Estas verdades não são perfeitas porque são ditas.

E antes de ditas pensadas.

Mas no fundo o que está certo é elas negarem-se a si próprias.

Na negação oposta de afirmarem qualquer cousa.

A única afirmação é ser.

E ser o oposto é o que não queria de mim.

 

Não Basta       

Não basta abrir a janela

Para ver os campos e o rio.

Não é bastante não ser cego

Para ver as árvores e as flores.

É preciso também não ter filosofia nenhuma.

Com filosofia não há árvores: há idéias apenas.

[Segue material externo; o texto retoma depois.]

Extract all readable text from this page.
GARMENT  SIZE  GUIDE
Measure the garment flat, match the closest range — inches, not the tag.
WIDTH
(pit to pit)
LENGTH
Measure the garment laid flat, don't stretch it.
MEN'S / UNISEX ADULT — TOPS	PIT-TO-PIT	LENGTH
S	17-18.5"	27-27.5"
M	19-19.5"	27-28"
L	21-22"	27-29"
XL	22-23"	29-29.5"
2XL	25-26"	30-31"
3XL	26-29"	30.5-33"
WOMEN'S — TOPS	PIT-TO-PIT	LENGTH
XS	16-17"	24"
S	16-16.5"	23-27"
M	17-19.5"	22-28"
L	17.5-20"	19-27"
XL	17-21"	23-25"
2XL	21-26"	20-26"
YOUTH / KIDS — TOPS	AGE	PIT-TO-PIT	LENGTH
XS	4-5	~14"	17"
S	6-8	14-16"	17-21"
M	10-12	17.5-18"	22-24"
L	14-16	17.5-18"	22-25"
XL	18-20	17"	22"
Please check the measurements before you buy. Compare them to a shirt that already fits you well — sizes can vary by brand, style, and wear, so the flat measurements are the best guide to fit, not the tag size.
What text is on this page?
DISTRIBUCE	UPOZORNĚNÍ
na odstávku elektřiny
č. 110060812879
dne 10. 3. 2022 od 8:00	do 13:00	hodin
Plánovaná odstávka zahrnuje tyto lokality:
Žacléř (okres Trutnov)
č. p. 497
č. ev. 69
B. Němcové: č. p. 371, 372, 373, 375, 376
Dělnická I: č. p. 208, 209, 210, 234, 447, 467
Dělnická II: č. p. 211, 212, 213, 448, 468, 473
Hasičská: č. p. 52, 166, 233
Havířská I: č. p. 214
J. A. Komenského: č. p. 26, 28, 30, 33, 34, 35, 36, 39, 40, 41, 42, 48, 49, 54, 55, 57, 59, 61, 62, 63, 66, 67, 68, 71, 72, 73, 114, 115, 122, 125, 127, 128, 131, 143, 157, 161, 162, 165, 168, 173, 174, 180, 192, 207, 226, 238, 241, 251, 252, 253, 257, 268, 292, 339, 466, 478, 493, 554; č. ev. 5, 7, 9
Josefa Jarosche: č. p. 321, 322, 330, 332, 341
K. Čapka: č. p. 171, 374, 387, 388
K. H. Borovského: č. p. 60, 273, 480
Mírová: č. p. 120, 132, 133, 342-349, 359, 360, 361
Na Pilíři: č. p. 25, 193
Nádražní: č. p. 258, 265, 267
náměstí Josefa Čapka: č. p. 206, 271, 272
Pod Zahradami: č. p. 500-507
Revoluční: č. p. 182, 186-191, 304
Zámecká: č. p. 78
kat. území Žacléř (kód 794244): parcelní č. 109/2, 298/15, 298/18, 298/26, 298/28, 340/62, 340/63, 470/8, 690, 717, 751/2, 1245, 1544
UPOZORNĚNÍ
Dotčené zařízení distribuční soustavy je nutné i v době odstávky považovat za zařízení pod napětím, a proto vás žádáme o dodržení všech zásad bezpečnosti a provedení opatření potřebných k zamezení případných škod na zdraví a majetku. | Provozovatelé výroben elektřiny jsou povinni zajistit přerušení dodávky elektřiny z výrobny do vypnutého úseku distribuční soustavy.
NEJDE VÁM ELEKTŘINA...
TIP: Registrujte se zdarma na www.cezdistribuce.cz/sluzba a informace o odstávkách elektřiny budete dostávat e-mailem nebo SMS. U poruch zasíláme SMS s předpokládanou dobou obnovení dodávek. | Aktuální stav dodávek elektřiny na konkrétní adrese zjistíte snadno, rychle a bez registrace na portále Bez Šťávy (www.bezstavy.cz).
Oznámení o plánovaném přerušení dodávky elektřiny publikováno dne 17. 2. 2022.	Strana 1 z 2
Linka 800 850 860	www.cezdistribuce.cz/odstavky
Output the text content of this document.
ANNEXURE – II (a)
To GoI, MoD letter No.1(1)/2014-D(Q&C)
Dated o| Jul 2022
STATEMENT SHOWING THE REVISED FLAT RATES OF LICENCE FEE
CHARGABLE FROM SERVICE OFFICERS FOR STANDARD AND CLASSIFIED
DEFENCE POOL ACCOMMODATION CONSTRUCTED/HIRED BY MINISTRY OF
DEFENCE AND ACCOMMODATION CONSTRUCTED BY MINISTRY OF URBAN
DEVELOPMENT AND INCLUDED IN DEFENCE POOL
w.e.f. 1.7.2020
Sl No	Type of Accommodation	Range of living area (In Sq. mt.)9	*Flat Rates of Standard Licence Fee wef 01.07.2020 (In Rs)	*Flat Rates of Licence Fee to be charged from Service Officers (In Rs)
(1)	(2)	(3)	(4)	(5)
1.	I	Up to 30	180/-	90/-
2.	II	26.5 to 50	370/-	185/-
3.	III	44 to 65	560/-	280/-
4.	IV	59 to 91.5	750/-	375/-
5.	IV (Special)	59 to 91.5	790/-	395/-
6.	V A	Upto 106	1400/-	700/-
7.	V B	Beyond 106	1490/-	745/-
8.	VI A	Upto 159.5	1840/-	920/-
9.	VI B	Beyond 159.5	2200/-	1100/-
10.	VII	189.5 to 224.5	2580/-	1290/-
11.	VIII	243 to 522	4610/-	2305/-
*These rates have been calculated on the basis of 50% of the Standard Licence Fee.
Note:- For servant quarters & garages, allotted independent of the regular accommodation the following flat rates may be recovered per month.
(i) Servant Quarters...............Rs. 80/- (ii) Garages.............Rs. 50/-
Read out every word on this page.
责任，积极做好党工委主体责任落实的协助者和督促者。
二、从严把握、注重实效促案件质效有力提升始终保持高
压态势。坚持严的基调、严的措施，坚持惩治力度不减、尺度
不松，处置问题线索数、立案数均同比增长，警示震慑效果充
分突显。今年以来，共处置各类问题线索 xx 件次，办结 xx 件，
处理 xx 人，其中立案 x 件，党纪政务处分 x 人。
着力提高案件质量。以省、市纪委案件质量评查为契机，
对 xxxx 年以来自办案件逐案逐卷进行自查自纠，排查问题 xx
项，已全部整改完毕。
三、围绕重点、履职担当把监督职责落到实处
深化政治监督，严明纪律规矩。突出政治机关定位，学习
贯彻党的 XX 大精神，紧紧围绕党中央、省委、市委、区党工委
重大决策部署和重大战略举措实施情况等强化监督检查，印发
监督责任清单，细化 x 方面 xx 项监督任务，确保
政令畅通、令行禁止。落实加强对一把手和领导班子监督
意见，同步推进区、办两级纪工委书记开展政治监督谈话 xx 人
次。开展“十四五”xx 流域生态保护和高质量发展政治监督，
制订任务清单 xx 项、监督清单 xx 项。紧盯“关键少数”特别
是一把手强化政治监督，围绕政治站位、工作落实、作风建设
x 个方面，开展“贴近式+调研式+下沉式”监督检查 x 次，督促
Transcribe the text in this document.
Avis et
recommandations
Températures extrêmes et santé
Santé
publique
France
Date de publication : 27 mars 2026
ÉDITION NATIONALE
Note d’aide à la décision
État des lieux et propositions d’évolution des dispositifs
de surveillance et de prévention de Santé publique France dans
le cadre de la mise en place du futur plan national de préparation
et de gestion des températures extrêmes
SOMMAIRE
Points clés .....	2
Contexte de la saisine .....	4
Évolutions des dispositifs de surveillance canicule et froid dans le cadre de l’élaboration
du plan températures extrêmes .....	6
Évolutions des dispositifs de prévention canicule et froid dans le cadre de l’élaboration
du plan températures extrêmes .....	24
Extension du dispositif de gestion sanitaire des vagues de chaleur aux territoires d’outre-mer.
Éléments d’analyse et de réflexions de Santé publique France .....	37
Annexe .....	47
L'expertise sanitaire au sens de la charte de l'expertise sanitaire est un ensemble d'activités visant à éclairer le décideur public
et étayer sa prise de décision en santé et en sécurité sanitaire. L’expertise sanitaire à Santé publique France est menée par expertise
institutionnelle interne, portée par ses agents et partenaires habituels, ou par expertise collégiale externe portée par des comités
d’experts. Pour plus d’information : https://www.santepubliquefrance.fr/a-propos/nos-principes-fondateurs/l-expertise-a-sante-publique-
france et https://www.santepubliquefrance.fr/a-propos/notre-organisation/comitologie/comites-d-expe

Há só cada um de nós, como uma cave.

Há só uma janela fechada, e todo o mundo lá fora;

E um sonho do que se poderia ver se a janela se abrisse,

Que nunca é o que se vê quando se abre a janela

 

 

Nunca Sei

Nunca sei como é que se pode achar um poente triste.

Só se é por um poente não ter uma madrugada.

Mas se ele é um poente, como é que ele havia de ser uma madrugada?

 

 

O Espelho

O espelho reflecte certo; não erra porque não pensa.

Pensar é essencialmente errar.

Errar é essencialmente estar cego e surdo. 

 

 

Pouco me Importa

Pouco me importa.

Pouco me importa o que?

Não sei: pouco me importa.

 

O natural é o agradável só por ser natural.

O natural é o agradável só por ser natural.

Aceito as dificuldades da vida porque são o destino,

Como aceito o frio excessivo no alto do Inverno —

Calmamente, sem me queixar, como quem meramente aceita,

E encontra uma alegria no fato de aceitar —

No fato sublimemente científico e difícil de aceitar o natural inevitável.

Que são para mim as doenças que tenho e o mal que me acontece

Senão o Inverno da minha pessoa e da minha vida?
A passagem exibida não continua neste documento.